Sociólogo argentino: “Hay un Chile que vive en Suiza y otro en Latinoamérica”

Joaquín Riffo Burdiles

Este socio director de la consultora de estudios en opinión pública Ricerca, reflexionó sobre la crisis actual que se vive en Chile, país cuya realidad conoce de cerca. En entrevista con INTERFERENCIA se refirió a las desigualdades y grietas que observa dentro de un modelo antes aplaudido por una Latinoamérica cuyo mapa político se está reordenando. 

“Para muchos historiadores, el modelo chileno es el primer experimento de políticas neoliberales en el mundo, incluso antes que los gobiernos de Ronald Reagan en Estados Unidos y de Margaret Thatcher en el Reino Unido. El Chile de Augusto Pinochet es casi considerado un laboratorio de pruebas respecto a estas políticas económicas”. 

Con esta frase Marco Grosso, sociólogo con estudios en historia de la Universidad de Buenos Aires (UBA) y consultor en estudios de opinión pública, comienza a contextualizar el modelo chileno, ejemplo económico y político durante varios años a nivel sudamericano, pero que tras el estallido social de mediados de octubre ha sido cuestionado a distintos niveles. Algo que no ha pasado desapercibido fuera del país. 

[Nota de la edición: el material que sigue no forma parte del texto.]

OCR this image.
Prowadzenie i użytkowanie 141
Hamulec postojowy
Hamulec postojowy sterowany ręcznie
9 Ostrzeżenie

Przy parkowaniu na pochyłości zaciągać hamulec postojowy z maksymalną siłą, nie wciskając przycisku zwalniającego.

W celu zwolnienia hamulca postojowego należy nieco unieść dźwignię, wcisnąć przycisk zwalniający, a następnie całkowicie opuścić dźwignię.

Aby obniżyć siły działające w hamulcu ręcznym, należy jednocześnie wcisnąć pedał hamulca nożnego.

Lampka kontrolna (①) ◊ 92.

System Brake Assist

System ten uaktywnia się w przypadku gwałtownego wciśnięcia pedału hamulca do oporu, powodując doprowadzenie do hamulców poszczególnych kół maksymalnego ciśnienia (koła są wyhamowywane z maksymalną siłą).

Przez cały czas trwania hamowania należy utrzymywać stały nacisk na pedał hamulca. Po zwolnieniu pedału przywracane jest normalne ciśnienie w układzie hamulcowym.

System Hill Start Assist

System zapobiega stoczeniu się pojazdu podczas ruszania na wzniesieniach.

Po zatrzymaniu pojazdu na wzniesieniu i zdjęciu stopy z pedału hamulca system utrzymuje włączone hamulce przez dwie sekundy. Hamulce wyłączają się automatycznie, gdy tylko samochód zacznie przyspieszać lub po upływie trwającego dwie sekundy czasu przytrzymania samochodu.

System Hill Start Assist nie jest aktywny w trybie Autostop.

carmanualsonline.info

En conversación con INTERFERENCIA, Grosso apunta que “Chile es como la vanguardia de las políticas neoliberales. Yo veo una continuidad, desde que se implementa el modelo durante el régimen de Pinochet y tras la vuelta a la democracia, de un modelo chileno que ha sufrido pocas modificaciones en su premisas económicas, a pesar de los gobiernos de la Concertación que teóricamente estaban ligados a la izquierda o ‘socialistas’ -con muchas comillas- pero al menos más progresistas”. 

Así, el sociólogo describe que “incluso, tantos años de gobiernos de Concertación no hicieron modificaciones estructurales en el modelo. En todo caso, las diferencias con los gobiernos de Piñera pueden ser más en referencia a las políticas sociales o de las posturas políticas e ideológicas, pero no tanto en el trasfondo de la política económica”.

Desigualdad y clases medias

A juicio de Grosso, la profundización de las políticas neoliberales en Chile y el resto de Latinoamérica ha terminado generando brechas cada vez mayores entre los sectores más acomodados, y las clases medias y bajas.

En comparación con otros países del globo, el sociólogo manifestó que “la economía en Estados Unidos y en varios países europeos es mucho más cerrada de la que pregonan sus teóricos. En Latinoamérica y en otros países subdesarrollados la apertura de la economía es uno de los fundamentos del neoliberalismo. A eso se suma toda la privatización de las empresas públicas”.

En esa línea, explica Grosso, “indefectiblemente en países poco desarrollados como los nuestros, el neoliberalismo ha provocado una mayor desigualdad social de la que nuestros países habían tenido históricamente, una exclusión de un sector importante de la sociedad que prácticamente queda fuera de todo, y a ello se le suman los temas de flexibilización laboral que son típicos de las políticas neoliberales, lo que le va quitando derechos a los trabajadores y las consecuencias que esto va teniendo sobre las políticas de salud y educación”. 

A su parecer, “lo que ha pasado en Chile pasó en casi todos los países que aplicaron lo mismo. En la Argentina el modelo más parecido pudo haber sido lo que vivimos en la década de los 90, irónicamente con un gobierno peronista como el de Carlos Menem, y lo que nos pasó ahora con los cuatro años de Mauricio Macri”.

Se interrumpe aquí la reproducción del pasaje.